Home! Back to my wife and the kids! What an exciting thought! Once we’d made our turn, the guys hit the sack, I poured some coffee and just settled in for the ride, just now and again getting enough of a glimpse of an austere and lonely shore through the gloom to keep me safely in deeper water.
When we arrived off the Egegik River, there was no sign of any fish buyers; it looked as if they were all done there as well and just a single fish processing barge, the big blue Ultra Processor, still lay in the channel. I hailed them on the radio and explained my situation; they said they usually didn’t service boats like us; they left that to their tenders, their season was over anyway; they were just waiting for the tug that would tow them down to Southeast Alaska for the pink salmon season down there. But they did have a couple of drums of gas and found enough hose to lower down their high steel side.
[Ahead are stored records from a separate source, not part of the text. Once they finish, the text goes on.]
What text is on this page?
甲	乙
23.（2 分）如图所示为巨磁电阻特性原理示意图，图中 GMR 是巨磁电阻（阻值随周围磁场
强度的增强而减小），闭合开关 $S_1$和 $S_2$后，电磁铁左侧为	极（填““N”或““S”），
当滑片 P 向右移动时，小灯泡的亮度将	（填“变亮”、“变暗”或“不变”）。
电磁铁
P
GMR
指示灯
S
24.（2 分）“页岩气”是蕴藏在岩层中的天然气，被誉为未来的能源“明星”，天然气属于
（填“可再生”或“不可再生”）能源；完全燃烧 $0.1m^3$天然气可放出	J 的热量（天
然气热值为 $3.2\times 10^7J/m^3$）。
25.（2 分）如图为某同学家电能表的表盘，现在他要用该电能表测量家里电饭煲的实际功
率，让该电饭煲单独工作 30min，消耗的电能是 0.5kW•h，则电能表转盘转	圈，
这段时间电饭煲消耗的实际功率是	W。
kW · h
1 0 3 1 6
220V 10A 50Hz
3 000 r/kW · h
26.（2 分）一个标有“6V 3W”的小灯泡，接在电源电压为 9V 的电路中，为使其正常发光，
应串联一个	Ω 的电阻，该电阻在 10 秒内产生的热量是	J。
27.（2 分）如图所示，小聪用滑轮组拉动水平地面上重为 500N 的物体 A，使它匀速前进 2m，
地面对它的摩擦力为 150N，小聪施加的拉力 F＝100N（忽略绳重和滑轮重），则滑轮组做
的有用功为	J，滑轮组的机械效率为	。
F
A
Except… that try as they might, the hose and nozzle was only just long enough to reach down to the tank fill and no more. But there was a swell running which meant that at the bottom half of the swell, the nozzle would pull out of the tank, and I’d have to shut it off and wait to jam it into the fill again when the boat rose, pump another half gallon or so…. Finally we pumped enough to see us home and got the hell out of there before all the spilled gas blew up and cooked us.
Never was a crew so glad to see the big tractor at the boatyard shove the trailer down into the swirling current of the Naknek River and wave us in. I jammed our boat between the heavy steel pipe guides, the tractor started up the slope to the boatyard, I shut off the big block Chrysler 440, and just like that, our season was done.
But first I had to get our settlement – the money for all the fish that we had delivered all season. I had the guys start to clean up the boat, found someone to jump the truck, and headed into Naknek and the trailer where our market had its office.
Only… no one was there, even the sign was gone.. and then it hit me: I’d done the classic Bristol Bay newbie mistake: trust a new market. All season we’d delivered our fish to a new fish buyer, figuring to pick up a check for the balance at the end of the season.. And even with our modest pounds, the big price meant that would be well over a hundred thousand dollars…
I pushed open the unlocked door: empty, looking like they’d left in a hurry – drawers pulled out, papers scattered on the floor. My chest tightened – had we been taken for suckers, like I knew others had when fish buyers went bust or disappeared without paying their fishermen? How was I going to explain that to the guys…?
Then a gal came out of the other office in the trailer – another tiny, one small floater fish buying company.
“Hey,” I said, “Whatever happened to Ocean Pacific?”
“They all left,” she shrugged and headed back into the small office, and my heart sank even further. But then she turned around again and looked at me. “Aren’t you Upton?” said she, “ I think they left something for you.”
I followed into her office as she rummaged around in her desk, finally came up with a smudged envelope with my name on it. I ripped it open: checks for the three of us, totaling over a hundred thousand dollars….. YES!